With opener ‘It’s Casual’ it’s evident that the one thing Human Hearts is not, is casual. Spritely strumming and guitar effects see Maritime take their closest step toward a shoegaze track (...if not a little bit Death Cab - Emo Ed). It feels sonically ragged and emotionally messy, yet Von Bohlen’s voice rings crystal clear over the top asking, “do we fight, fight, fight fight on?” Lead guitar lines also trace delicately in top, colouring in a sad intricacy.

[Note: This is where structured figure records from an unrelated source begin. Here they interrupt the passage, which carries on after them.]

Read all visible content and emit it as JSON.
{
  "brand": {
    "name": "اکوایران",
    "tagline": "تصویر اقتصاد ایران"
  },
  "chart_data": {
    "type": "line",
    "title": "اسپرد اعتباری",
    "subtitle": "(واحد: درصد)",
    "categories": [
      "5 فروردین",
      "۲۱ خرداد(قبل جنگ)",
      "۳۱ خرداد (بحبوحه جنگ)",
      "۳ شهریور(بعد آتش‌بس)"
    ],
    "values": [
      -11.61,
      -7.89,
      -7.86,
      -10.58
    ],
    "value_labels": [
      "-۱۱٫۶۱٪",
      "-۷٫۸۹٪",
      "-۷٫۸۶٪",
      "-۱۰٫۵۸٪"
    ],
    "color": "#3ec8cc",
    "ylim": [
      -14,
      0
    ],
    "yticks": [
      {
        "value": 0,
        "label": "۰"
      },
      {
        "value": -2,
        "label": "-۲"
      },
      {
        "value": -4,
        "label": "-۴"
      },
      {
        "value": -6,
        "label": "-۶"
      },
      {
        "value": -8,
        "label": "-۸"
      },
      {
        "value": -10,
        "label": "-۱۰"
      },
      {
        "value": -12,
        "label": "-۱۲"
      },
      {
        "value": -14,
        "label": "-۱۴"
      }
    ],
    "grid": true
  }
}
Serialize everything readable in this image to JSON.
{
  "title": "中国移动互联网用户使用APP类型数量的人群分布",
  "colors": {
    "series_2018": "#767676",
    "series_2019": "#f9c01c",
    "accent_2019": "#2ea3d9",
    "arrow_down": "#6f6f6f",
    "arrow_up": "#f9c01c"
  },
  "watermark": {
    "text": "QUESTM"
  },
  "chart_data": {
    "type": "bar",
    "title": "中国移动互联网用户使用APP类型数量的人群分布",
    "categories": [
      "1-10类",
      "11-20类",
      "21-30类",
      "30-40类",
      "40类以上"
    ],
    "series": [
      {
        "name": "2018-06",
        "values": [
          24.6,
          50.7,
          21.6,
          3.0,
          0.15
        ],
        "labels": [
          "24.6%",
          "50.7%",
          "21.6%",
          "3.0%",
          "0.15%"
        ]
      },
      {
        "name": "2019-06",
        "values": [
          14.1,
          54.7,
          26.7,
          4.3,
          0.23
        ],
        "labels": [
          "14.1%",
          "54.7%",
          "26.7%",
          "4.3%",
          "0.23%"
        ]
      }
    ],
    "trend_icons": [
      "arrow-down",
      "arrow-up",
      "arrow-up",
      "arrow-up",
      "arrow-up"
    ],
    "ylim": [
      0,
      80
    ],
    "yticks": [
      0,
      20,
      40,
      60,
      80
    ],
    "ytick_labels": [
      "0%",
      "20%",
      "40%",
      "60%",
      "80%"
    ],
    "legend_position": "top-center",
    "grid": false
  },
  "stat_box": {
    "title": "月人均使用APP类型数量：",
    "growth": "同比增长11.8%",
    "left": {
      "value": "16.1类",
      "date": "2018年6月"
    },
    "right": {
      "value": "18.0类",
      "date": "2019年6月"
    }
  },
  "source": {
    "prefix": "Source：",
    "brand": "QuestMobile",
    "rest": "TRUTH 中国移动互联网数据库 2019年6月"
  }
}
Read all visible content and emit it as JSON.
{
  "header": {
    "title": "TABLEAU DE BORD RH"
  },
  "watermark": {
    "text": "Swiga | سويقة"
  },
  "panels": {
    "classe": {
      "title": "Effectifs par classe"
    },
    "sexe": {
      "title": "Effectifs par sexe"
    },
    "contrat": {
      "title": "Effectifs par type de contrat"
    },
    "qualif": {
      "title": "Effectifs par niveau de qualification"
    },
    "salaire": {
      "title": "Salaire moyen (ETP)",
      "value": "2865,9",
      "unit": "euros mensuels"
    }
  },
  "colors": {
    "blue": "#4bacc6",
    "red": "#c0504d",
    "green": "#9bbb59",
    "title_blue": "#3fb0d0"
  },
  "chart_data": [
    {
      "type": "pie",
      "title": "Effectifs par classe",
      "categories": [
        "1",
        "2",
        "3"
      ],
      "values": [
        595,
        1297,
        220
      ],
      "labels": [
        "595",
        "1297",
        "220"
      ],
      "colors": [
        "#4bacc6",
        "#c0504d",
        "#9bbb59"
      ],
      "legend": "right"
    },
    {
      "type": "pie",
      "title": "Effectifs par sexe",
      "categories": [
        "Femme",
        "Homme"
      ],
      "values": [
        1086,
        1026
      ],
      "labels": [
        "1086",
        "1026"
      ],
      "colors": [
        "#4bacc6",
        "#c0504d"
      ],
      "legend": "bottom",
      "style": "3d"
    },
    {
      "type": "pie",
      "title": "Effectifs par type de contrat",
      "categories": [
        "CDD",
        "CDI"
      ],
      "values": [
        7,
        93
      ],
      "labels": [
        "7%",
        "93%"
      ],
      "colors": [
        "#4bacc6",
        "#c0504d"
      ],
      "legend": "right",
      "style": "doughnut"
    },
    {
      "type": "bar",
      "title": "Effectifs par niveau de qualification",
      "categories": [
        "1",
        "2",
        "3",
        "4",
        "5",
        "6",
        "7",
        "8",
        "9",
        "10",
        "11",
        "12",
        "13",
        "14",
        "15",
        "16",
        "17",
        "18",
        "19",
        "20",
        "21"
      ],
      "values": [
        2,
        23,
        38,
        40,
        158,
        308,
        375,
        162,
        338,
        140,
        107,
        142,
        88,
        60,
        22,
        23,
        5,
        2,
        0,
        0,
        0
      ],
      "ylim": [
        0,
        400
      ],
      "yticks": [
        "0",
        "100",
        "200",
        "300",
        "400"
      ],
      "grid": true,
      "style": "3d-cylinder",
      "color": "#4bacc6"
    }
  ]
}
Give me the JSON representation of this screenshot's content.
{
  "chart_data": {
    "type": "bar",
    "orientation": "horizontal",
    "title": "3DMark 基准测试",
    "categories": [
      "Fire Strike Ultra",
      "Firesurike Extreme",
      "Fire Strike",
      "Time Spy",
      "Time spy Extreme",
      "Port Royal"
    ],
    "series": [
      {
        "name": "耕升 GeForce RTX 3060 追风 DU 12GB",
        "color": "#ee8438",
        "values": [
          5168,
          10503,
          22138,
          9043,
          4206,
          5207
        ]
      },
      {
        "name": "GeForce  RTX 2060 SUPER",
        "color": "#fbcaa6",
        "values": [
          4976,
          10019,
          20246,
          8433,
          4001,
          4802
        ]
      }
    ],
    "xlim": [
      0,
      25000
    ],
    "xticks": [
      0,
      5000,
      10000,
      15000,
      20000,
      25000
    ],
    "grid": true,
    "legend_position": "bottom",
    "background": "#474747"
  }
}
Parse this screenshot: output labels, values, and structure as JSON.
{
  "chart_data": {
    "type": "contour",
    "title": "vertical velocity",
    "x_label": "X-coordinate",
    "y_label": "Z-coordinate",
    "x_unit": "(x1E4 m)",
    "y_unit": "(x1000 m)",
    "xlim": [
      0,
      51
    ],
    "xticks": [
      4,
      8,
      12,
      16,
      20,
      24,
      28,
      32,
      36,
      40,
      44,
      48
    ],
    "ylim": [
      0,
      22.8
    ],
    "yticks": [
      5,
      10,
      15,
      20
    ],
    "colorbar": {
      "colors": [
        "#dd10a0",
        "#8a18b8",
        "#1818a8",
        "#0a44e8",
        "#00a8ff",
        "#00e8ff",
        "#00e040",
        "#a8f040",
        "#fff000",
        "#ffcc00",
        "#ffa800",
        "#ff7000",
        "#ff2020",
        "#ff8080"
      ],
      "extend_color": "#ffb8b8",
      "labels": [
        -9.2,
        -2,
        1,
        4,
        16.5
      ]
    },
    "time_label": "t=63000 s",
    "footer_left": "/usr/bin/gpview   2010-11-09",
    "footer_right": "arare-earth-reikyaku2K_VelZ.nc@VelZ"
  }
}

Von Bohlen’s lyrics always come from a suitcase; the questions people ask when transient. Von Bohlen is best when capturing the conflicted musings of the eternal sofa surfer, looking for security via an over zealous reversion to sentiment whilst enjoying the ride. His albums merely expressed his state at the time of writing, be it the full rush of abandon or the deep insecurity of being placeless. ‘Human Hearts’ looks this time for security in nature and memories. It looks in vain and is greeted by a nature that is cold and uncontrollably repeats its cycles and processes. This makes for some of his most poignant moments yet.
‘The People Of London’ is ghostly in the sparse melodies laid over guitar chugs and heavy, exploding choruses. “The people of London, oceans of empty rooms” von Bohlen reminisces; it feels apocalyptic as even the “telephone lays low” yet his voice is sweet. The image is cold but the memories could be either bitter or magical, capturing a desolate city emotionally or literally at a dawn.
In ‘Annihilation Eyes’ and ‘Apple of My Irony’ it’s a return to von Bohlen the overt romantic - the latter song with a guitar riff that could melt even the biggest anti-indie cynic, the former purely pop writing at it’s best. It has choruses as big as von Bohlen’s well-of-sentiment as he croons “I called up a friend/he was waiting for his laundry to end/and he’ll wait for love to find him”, it paints the lights, the sounds and even the taste of the Laundromat.
Von Bohlen and Maritime are a treasure in today’s guitar music and Human Hearts brings everything that they’ve promised together into one superb album. As the band truly hit their stride it’s no surprise that Capnjazz have once again started playing and The Promise Ring have just recently announce their reunion intentions for 2012. If Maritime were to now go on a hiatus, it would be another opportunity to slip through the world's fingers.